Researchers have found electrons that behave as if they have no mass, called Dirac electrons, in a compound used in rewritable discs, such as CDs and DVDs. The discovery of ‘massless’ electrons in this phase-change material could lead to faster electronic devices.
The international team published their results on July 6 in ACS Nano, a journal of the American Chemical Society.
The compound, GeSb2Te4, is a phase-change material, meaning its atomic structure shifts from amorphous to crystalline under heat. Each structure has individual properties and is reversible, making the compound an ideal material to use in electronic devices where information can be written and rewritten several times.
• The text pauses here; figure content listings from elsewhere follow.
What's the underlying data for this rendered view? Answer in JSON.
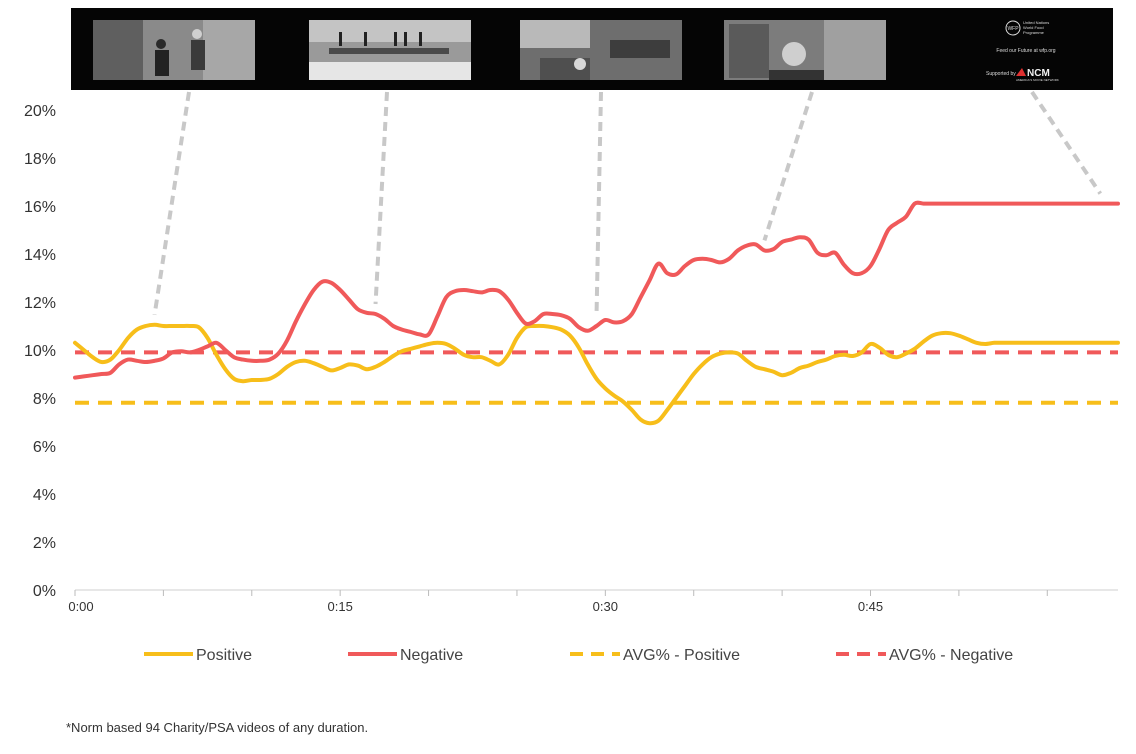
{
  "storyboard": {
    "frames": [
      {
        "icon": "frame-children-street",
        "second": 4.5
      },
      {
        "icon": "frame-ruined-bridge",
        "second": 17
      },
      {
        "icon": "frame-rubble-debris",
        "second": 29.5
      },
      {
        "icon": "frame-satellite-dish-wall",
        "second": 39
      },
      {
        "icon": "frame-end-card",
        "second": 58
      }
    ],
    "end_card": {
      "logo_text": "WFP",
      "org_lines": [
        "United Nations",
        "World Food",
        "Programme"
      ],
      "tagline": "Feed our Future at wfp.org",
      "supported_by": "Supported by",
      "sponsor_logo": "NCM",
      "sponsor_sub": "AMERICA'S MOVIE NETWORK"
    }
  },
  "chart_data": {
    "type": "line",
    "x_unit": "seconds",
    "x_ticks": [
      {
        "value": 0,
        "label": "0:00"
      },
      {
        "value": 15,
        "label": "0:15"
      },
      {
        "value": 30,
        "label": "0:30"
      },
      {
        "value": 45,
        "label": "0:45"
      }
    ],
    "x_minor_ticks": [
      5,
      10,
      20,
      25,
      35,
      40,
      50,
      55
    ],
    "xlim": [
      0,
      59
    ],
    "ylim": [
      0,
      20
    ],
    "y_ticks": [
      "0%",
      "2%",
      "4%",
      "6%",
      "8%",
      "10%",
      "12%",
      "14%",
      "16%",
      "18%",
      "20%"
    ],
    "grid": false,
    "legend_position": "bottom",
    "series": [
      {
        "name": "Positive",
        "color": "#F7BE1A",
        "style": "solid",
        "x": [
          0,
          0.5,
          1,
          1.5,
          2,
          2.5,
          3,
          3.5,
          4,
          4.5,
          5,
          5.5,
          6,
          6.5,
          7,
          7.5,
          8,
          8.5,
          9,
          9.5,
          10,
          10.5,
          11,
          11.5,
          12,
          12.5,
          13,
          13.5,
          14,
          14.5,
          15,
          15.5,
          16,
          16.5,
          17,
          17.5,
          18,
          18.5,
          19,
          19.5,
          20,
          20.5,
          21,
          21.5,
          22,
          22.5,
          23,
          23.5,
          24,
          24.5,
          25,
          25.5,
          26,
          26.5,
          27,
          27.5,
          28,
          28.5,
          29,
          29.5,
          30,
          30.5,
          31,
          31.5,
          32,
          32.5,
          33,
          33.5,
          34,
          34.5,
          35,
          35.5,
          36,
          36.5,
          37,
          37.5,
          38,
          38.5,
          39,
          39.5,
          40,
          40.5,
          41,
          41.5,
          42,
          42.5,
          43,
          43.5,
          44,
          44.5,
          45,
          45.5,
          46,
          46.5,
          47,
          47.5,
          48,
          48.5,
          49,
          49.5,
          50,
          50.5,
          51,
          51.5,
          52,
          52.5,
          53,
          53.5,
          54,
          54.5,
          55,
          55.5,
          56,
          56.5,
          57,
          57.5,
          58,
          58.5,
          59
        ],
        "values": [
          10.3,
          10.0,
          9.7,
          9.5,
          9.6,
          10.0,
          10.5,
          10.85,
          11.0,
          11.05,
          11.0,
          11.0,
          11.0,
          11.0,
          10.95,
          10.5,
          9.8,
          9.2,
          8.8,
          8.7,
          8.75,
          8.75,
          8.8,
          9.0,
          9.3,
          9.5,
          9.55,
          9.45,
          9.3,
          9.15,
          9.25,
          9.4,
          9.35,
          9.2,
          9.3,
          9.5,
          9.75,
          9.95,
          10.05,
          10.15,
          10.25,
          10.3,
          10.25,
          10.05,
          9.8,
          9.7,
          9.7,
          9.55,
          9.4,
          9.8,
          10.5,
          10.95,
          11.0,
          11.0,
          10.95,
          10.85,
          10.6,
          10.1,
          9.4,
          8.8,
          8.4,
          8.1,
          7.85,
          7.5,
          7.1,
          6.95,
          7.05,
          7.5,
          8.0,
          8.5,
          9.0,
          9.4,
          9.7,
          9.85,
          9.9,
          9.85,
          9.55,
          9.3,
          9.2,
          9.1,
          8.95,
          9.05,
          9.25,
          9.35,
          9.5,
          9.6,
          9.75,
          9.8,
          9.75,
          9.9,
          10.25,
          10.1,
          9.8,
          9.7,
          9.85,
          10.05,
          10.35,
          10.6,
          10.7,
          10.7,
          10.6,
          10.45,
          10.3,
          10.25,
          10.3,
          10.3,
          10.3,
          10.3,
          10.3,
          10.3,
          10.3,
          10.3,
          10.3,
          10.3,
          10.3,
          10.3,
          10.3,
          10.3,
          10.3
        ]
      },
      {
        "name": "Negative",
        "color": "#F0595A",
        "style": "solid",
        "x": [
          0,
          0.5,
          1,
          1.5,
          2,
          2.5,
          3,
          3.5,
          4,
          4.5,
          5,
          5.5,
          6,
          6.5,
          7,
          7.5,
          8,
          8.5,
          9,
          9.5,
          10,
          10.5,
          11,
          11.5,
          12,
          12.5,
          13,
          13.5,
          14,
          14.5,
          15,
          15.5,
          16,
          16.5,
          17,
          17.5,
          18,
          18.5,
          19,
          19.5,
          20,
          20.5,
          21,
          21.5,
          22,
          22.5,
          23,
          23.5,
          24,
          24.5,
          25,
          25.5,
          26,
          26.5,
          27,
          27.5,
          28,
          28.5,
          29,
          29.5,
          30,
          30.5,
          31,
          31.5,
          32,
          32.5,
          33,
          33.5,
          34,
          34.5,
          35,
          35.5,
          36,
          36.5,
          37,
          37.5,
          38,
          38.5,
          39,
          39.5,
          40,
          40.5,
          41,
          41.5,
          42,
          42.5,
          43,
          43.5,
          44,
          44.5,
          45,
          45.5,
          46,
          46.5,
          47,
          47.5,
          48,
          48.5,
          49,
          49.5,
          50,
          50.5,
          51,
          51.5,
          52,
          52.5,
          53,
          53.5,
          54,
          54.5,
          55,
          55.5,
          56,
          56.5,
          57,
          57.5,
          58,
          58.5,
          59
        ],
        "values": [
          8.85,
          8.9,
          8.95,
          9.0,
          9.05,
          9.4,
          9.6,
          9.55,
          9.5,
          9.55,
          9.65,
          9.9,
          9.95,
          9.9,
          10.0,
          10.15,
          10.3,
          10.0,
          9.7,
          9.6,
          9.55,
          9.55,
          9.6,
          9.85,
          10.4,
          11.2,
          11.9,
          12.5,
          12.85,
          12.8,
          12.5,
          12.1,
          11.7,
          11.55,
          11.5,
          11.3,
          11.0,
          10.85,
          10.75,
          10.65,
          10.65,
          11.4,
          12.2,
          12.45,
          12.5,
          12.45,
          12.4,
          12.5,
          12.45,
          12.1,
          11.55,
          11.1,
          11.2,
          11.5,
          11.5,
          11.45,
          11.3,
          10.95,
          10.8,
          11.0,
          11.25,
          11.15,
          11.2,
          11.5,
          12.2,
          12.9,
          13.6,
          13.2,
          13.15,
          13.5,
          13.75,
          13.8,
          13.75,
          13.65,
          13.8,
          14.15,
          14.35,
          14.4,
          14.15,
          14.2,
          14.5,
          14.6,
          14.7,
          14.6,
          14.05,
          13.95,
          14.05,
          13.55,
          13.2,
          13.2,
          13.5,
          14.2,
          15.0,
          15.3,
          15.55,
          16.1,
          16.1,
          16.1,
          16.1,
          16.1,
          16.1,
          16.1,
          16.1,
          16.1,
          16.1,
          16.1,
          16.1,
          16.1,
          16.1,
          16.1,
          16.1,
          16.1,
          16.1,
          16.1,
          16.1,
          16.1,
          16.1,
          16.1,
          16.1
        ]
      },
      {
        "name": "AVG% - Positive",
        "color": "#F7BE1A",
        "style": "dashed",
        "x": [
          0,
          59
        ],
        "values": [
          7.8,
          7.8
        ]
      },
      {
        "name": "AVG% - Negative",
        "color": "#F0595A",
        "style": "dashed",
        "x": [
          0,
          59
        ],
        "values": [
          9.9,
          9.9
        ]
      }
    ]
  },
  "footnote": "*Norm based 94 Charity/PSA videos of any duration."
}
“Phase-change materials have attracted a great deal of attention owing to the sharp contrast in optical and electrical properties between their two phases,” said paper author Akio Kimura, professor in the Department of Physical Sciences in the Graduate School of Science and the Graduate School of Advanced Science and Engineering at Hiroshima University. “The electronic structure in the amorphous phase has already been addressed, but the experimental study of the electronic structure in the crystalline phase had not yet been investigated.”
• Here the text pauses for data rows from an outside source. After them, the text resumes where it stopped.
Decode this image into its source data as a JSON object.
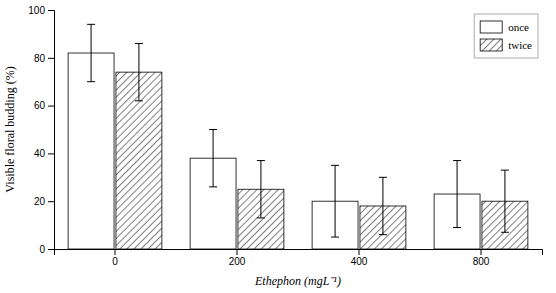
{
  "chart_data": {
    "type": "bar",
    "categories": [
      "0",
      "200",
      "400",
      "800"
    ],
    "series": [
      {
        "name": "once",
        "color": "white",
        "values": [
          82,
          38,
          20,
          23
        ],
        "errors": [
          12,
          12,
          15,
          14
        ]
      },
      {
        "name": "twice",
        "color": "white",
        "values": [
          74,
          25,
          18,
          20
        ],
        "errors": [
          12,
          12,
          12,
          13
        ]
      }
    ],
    "x_label": "Ethephon (mgL⁻¹)",
    "y_label": "Visible floral budding (%)",
    "ylim": [
      0,
      100
    ],
    "yticks": [
      0,
      20,
      40,
      60,
      80,
      100
    ],
    "legend": "upper-right",
    "grid": false
  }
}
The researchers found that the crystalline phase of GeSb2Te4 has Dirac electrons, meaning it behaves similarly to graphene, a conducting material that consists of a single layer of carbon atoms. They also found that the surface of the crystalline structure shares characteristics with a topological insulator, where the internal structure remains static while the surface conducts electrical activity.
“The amorphous phase shows a semiconducting behavior with a large electrical resistivity while the crystalline phase behaves like a metallic with a much lower electrical resistivity,” said Munisa Nurmamat, paper author and assistant professor in the Department of Physical Sciences in the Graduate School of Science and the Graduate School of Advanced Science and Engineering at Hiroshima University. “The crystalline phase of GeSb2Te4 can be viewed as a 3-D analog of graphene.”
Graphene is already considered by researchers to be a high-speed conducting material, according to Nurmamat and Kimura, but its inherently low on- and off-current ratio limits how it is applied in electronic devices. As a 3-D version of graphene, GeSb2Te4 combines speed with flexibility to engineer the next generation of electrical switching devices.